- T-Mobile US, Nvidia, Ericsson and Nokia are jointly investing in an AI-RAN Innovation Centre
- The facility will be based at T-Mobile US’s headquarters campus in Bellevue, Washington
- The partners will develop mobile network systems based on AI functionality, “revolutionising the capabilities of radio access networks”
- The end results “will make the promises of Open RAN more viable, while also going beyond”, they claim
- The move signals a shift in mobile network innovation, with traditional RAN vendors along for the ride but not driving the initiative
Graphics processing unit (GPU) giant Nvidia has continued its artificial intelligence (AI) incursion into the radio access network (RAN) sector by teaming up with T-Mobile US and the telco’s long-standing mobile network system suppliers Ericsson and Nokia to enter into a new “technology partnership” and invest in an AI-RAN Innovation Centre located at T-Mobile’s headquarters campus in Bellevue, Washington.

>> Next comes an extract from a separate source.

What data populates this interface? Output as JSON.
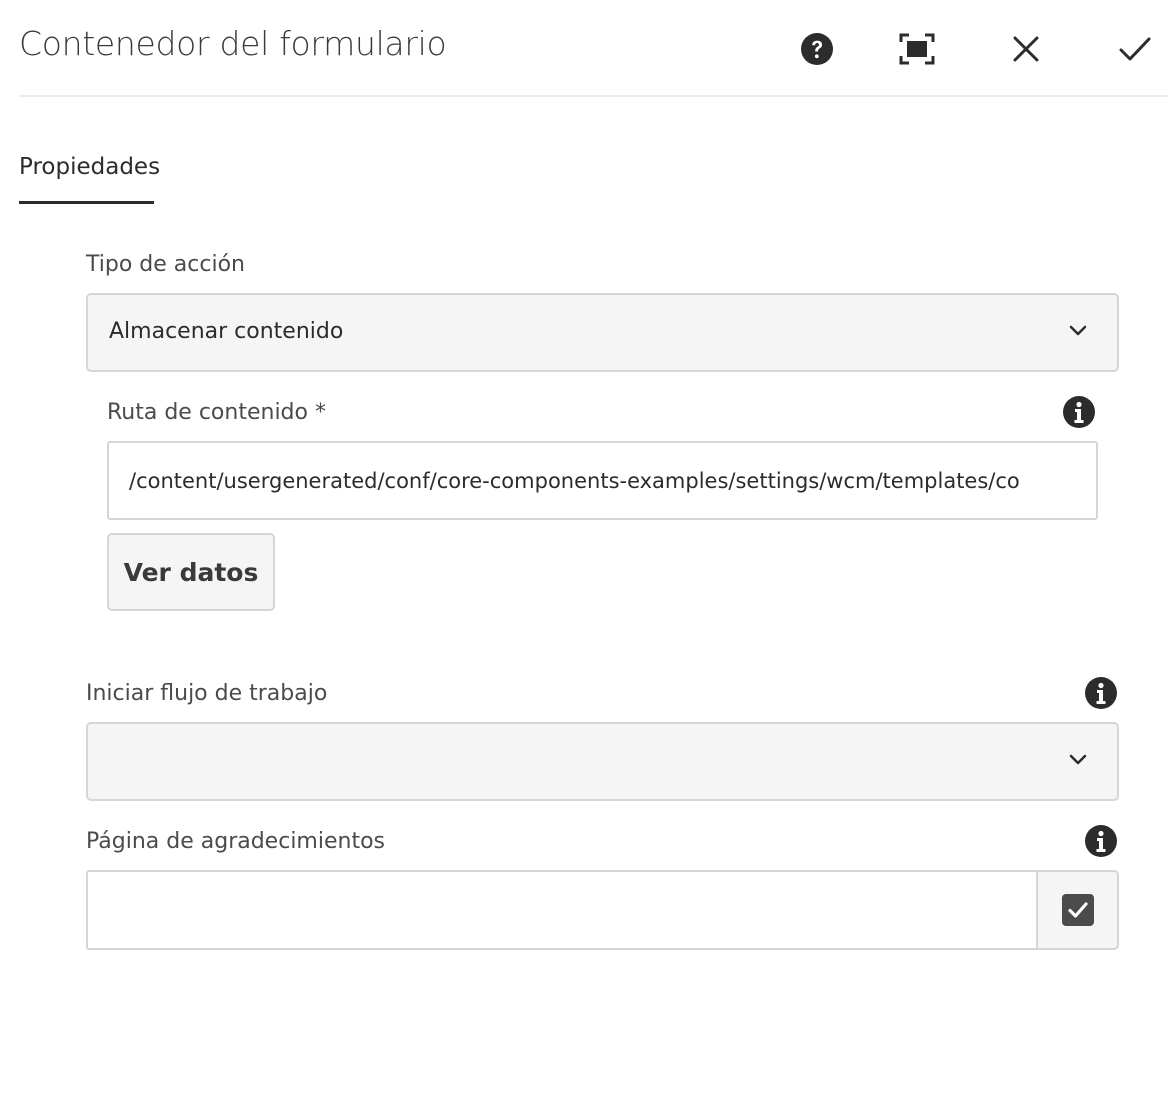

According to the partners, the move, announced during T-Mobile US’s capital markets day, is a bid to bring RAN and AI innovation “closer together”, “revolutionise” RAN capabilities and “serve customers in unprecedented ways”.
It’s not the first time that the four companies have crossed AI-paths in the RAN. Back in February, on the first day of Mobile World Congress 2024, they were unveiled as among the founding members of the AI-RAN Alliance. Nvidia was widely seen then as instigating the new industry grouping, and it’s hard not to believe – given its AI GPU muscle and know-how – that it’s not playing a similar leadership role at the brand new AI-RAN Innovation Centre (despite T-Mobile being given announcement honours).